A pesar de sus dudas, cuando estaban listas para salir, Paula tuvo que admitir que tenía muy buen aspecto, gracias a Candy. No parecía ella misma, ni se sentía ella misma, pero ahí estaba la gracia, según Candy. Por supuesto, con su vestido azul y los mechones color rosa en el pelo, Candy proyectaba una imagen completamente distinta a la que presentaba cuando iba a trabajar al banco.


—Me encanta disfrazarme —dijo Candy contenta mientras apuraba su copa de vino—. Si quieres que te sea sincera, creo que jamás me haré mayor. Es por eso por lo que soy la última persona en el mundo que tendría hijos.


—No necesariamente —dijo Paula racionalmente—. Ser infantil en ciertos aspectos puede significar que te entenderías mejor con los niños.


Esa vez, el bufido estaba cargado de ironía.

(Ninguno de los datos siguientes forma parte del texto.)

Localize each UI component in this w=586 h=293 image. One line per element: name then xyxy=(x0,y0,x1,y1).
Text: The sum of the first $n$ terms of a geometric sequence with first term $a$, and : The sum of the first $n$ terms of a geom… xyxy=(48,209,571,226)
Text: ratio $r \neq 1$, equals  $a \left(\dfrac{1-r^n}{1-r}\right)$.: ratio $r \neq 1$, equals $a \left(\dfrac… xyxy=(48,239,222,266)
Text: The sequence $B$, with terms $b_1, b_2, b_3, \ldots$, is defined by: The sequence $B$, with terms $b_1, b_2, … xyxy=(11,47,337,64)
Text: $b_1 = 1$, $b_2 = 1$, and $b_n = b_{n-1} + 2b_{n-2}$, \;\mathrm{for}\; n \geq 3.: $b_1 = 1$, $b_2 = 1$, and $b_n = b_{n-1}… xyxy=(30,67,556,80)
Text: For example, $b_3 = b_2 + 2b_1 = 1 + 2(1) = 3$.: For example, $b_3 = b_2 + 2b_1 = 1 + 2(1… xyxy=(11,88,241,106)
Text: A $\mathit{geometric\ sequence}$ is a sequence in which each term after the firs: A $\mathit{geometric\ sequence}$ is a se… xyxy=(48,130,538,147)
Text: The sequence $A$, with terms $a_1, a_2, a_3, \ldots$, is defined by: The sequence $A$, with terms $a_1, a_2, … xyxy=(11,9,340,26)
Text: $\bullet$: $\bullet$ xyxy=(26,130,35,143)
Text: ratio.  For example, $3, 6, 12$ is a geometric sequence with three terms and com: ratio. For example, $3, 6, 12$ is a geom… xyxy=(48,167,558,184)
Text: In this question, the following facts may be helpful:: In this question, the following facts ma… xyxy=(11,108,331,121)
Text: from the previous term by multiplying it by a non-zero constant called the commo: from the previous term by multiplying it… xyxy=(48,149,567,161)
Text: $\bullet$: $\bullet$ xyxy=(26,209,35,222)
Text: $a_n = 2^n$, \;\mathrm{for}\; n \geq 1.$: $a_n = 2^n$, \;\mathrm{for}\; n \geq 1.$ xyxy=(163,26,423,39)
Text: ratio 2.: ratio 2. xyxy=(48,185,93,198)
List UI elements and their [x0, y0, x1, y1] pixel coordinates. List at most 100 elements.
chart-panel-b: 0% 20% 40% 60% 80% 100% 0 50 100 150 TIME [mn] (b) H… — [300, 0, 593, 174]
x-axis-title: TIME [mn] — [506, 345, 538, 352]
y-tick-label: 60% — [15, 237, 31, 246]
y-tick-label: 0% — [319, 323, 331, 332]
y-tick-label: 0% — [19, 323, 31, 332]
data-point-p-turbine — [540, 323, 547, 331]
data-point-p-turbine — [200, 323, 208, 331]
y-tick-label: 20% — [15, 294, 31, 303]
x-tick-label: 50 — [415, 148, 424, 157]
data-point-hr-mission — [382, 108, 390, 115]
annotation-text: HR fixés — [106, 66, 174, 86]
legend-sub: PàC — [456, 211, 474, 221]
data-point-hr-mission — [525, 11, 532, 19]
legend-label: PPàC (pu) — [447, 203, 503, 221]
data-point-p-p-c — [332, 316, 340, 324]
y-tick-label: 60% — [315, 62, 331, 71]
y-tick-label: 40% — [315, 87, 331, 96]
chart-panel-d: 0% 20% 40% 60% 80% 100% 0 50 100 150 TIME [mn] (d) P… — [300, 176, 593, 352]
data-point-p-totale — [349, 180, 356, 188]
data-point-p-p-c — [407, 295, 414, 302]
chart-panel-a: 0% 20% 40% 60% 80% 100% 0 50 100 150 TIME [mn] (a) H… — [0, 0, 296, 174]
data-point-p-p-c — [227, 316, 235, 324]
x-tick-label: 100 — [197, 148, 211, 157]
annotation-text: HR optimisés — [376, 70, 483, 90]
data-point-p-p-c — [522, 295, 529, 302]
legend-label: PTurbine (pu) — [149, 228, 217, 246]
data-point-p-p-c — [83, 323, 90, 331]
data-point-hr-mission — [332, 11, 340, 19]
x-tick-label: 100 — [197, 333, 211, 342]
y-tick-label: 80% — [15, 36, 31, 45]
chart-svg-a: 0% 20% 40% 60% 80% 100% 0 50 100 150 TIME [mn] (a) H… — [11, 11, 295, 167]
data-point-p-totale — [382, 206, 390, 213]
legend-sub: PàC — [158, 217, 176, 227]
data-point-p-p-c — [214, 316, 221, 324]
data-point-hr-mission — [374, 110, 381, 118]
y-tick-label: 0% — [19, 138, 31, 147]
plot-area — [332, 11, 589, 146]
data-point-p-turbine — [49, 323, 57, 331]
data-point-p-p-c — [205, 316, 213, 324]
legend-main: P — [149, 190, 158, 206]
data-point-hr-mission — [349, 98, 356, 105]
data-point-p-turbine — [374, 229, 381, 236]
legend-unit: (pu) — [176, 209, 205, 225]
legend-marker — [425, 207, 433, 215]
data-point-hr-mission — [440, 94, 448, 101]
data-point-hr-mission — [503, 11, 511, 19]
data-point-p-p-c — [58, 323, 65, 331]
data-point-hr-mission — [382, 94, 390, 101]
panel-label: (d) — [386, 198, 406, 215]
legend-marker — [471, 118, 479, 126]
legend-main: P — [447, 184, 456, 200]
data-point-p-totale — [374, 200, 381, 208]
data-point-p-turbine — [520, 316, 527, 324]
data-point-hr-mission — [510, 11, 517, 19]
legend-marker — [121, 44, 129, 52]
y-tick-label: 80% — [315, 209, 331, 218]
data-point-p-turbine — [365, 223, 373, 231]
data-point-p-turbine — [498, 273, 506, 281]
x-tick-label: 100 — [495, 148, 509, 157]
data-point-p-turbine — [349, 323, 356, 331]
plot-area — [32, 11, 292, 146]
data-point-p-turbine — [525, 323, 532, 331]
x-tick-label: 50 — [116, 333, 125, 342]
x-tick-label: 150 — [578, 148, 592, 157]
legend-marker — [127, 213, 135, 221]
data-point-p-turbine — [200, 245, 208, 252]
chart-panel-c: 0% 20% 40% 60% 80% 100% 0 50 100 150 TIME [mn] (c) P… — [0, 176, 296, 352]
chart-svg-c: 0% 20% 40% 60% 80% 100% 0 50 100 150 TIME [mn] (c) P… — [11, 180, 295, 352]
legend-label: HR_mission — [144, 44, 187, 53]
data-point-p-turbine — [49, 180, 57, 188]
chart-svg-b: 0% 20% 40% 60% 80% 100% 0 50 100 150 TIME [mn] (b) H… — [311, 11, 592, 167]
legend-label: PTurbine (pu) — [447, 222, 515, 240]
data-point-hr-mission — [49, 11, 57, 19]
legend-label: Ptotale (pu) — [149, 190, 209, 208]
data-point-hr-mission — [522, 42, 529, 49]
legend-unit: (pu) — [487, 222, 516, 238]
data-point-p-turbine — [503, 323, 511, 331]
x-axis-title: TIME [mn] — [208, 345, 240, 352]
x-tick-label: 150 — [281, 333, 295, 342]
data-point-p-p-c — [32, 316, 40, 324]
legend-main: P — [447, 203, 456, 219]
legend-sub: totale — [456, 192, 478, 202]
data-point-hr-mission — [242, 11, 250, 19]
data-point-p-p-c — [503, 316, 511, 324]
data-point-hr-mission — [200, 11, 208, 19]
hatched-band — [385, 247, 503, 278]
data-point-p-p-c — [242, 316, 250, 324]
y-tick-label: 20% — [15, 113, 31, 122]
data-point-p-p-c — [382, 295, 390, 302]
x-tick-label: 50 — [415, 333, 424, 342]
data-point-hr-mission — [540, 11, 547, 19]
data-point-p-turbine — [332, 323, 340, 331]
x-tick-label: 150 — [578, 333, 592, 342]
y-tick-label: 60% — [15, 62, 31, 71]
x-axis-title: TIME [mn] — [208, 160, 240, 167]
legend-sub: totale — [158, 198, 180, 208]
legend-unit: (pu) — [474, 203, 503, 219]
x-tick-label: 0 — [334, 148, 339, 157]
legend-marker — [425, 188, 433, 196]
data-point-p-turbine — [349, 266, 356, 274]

—No me gustan los niños —declaró Candy firmemente—. Son demasiado exigentes, hay que dedicarles demasiado tiempo y son sucios. Una no puede hacer lo que se le antoje cuando tiene un hijo, y con un marido además… Y eso de estar embarazada durante nueve meses debe ser horrible. Mi madre está muy guapa en las fotos de antes de tener hijos, pero ahora parece diez años mayor de lo que es.


—No tiene por qué ser así.


Candy la miró mientras agarraba su chaqueta de algodón.


—¿En serio te gustaría perder tu libertad durante los veinte años que cuesta que se independice el hijo que tengas con cualquier hombre?


—No con cualquier hombre.


—Ah, ya, otra vez Pedro, ¿verdad?


Paula se sonrojó.


—Me lo has preguntado y yo te he contestado. No se me ocurre nada mejor en el mundo que estar con él y tener hijos con él. Lo siento, pero yo soy así.


—En ese caso, ¿por qué no aceptaste lo que te ofreció y, digamos que de forma accidental, te quedaste embarazada? Así habrías conseguido estar con él.


—Yo no puedo hacer eso, Candy —contestó Paula escandalizada.


Candy se la quedó mirando un momento.


—No, ya sé que no —dijo Candy con voz suave—. Pero sabes una cosa, ese Pedro tuyo es un imbécil.


Paula forzó una sonrisa.


—En eso estoy de acuerdo contigo —respondió Paula en tono ligero al tiempo que dejaba su copa de vino en la mesa—. Venga, vamos. Estoy muerta de hambre.